In an industrial food processing environment, time is money. Determining the "Drying Curve" for pineapple involves balancing the triple point of water with the thermal conductivity of the fruit's fibrous structure. For commercial-scale freeze-drying, the goal is to reach a moisture content of <3% in the shortest possible window, typically achieved in 16 to 22 hours through advanced cycle programming.

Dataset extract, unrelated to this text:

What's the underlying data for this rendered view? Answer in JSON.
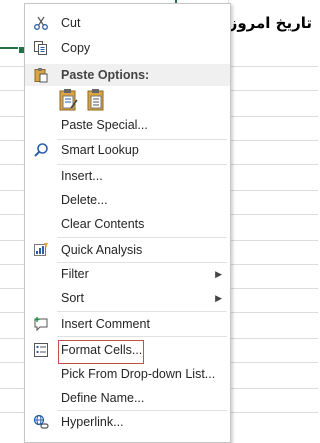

Pineapple contains significant amounts of fructose and glucose. During the freeze-drying process, these sugars can create a "glazing" effect on the surface of the fruit. This glaze acts as a vapor barrier, increasing resistance to mass transfer. To counteract this, industrial machines use Ramped Shelf Temperatures to provide just enough energy for sublimation without melting the ice (which would cause "collapse" or "puffing").
Industrial cycles are broken down into precise segments. The following table illustrates how vacuum levels and shelf temperatures interact with the time required to remove water:
| Process Phase | Vacuum Level (mTorr) | Shelf Temp (°C) | % of Total Time |
| Flash Freezing | Ambient | $-40^{\circ}\text{C}$ | 15% |
| Primary Drying | 100 - 200 | $+15^{\circ}\text{C}$ | 60% |
| Secondary Drying | 50 - 80 | $+45^{\circ}\text{C}$ | 20% |
| Final Equilibrium | 50 | $+20^{\circ}\text{C}$ | 5% |

Vapor Pressure Differentials: By maintaining a significant pressure difference between the product surface and the ice condenser, processors can force moisture out of the dense pineapple fibers more rapidly.
Solids Content: The "Brix" level (sugar concentration) of the pineapple is measured before loading. High-Brix pineapple (very ripe) requires a longer secondary drying phase to remove "bound water" that is chemically attached to the sugar molecules.
Surface Area-to-Volume Ratio: Industrial processors often utilize uniform "dicing" to maximize the surface area, ensuring that heat can penetrate to the center of each piece quickly, thereby reducing the total residency time in the vacuum chamber.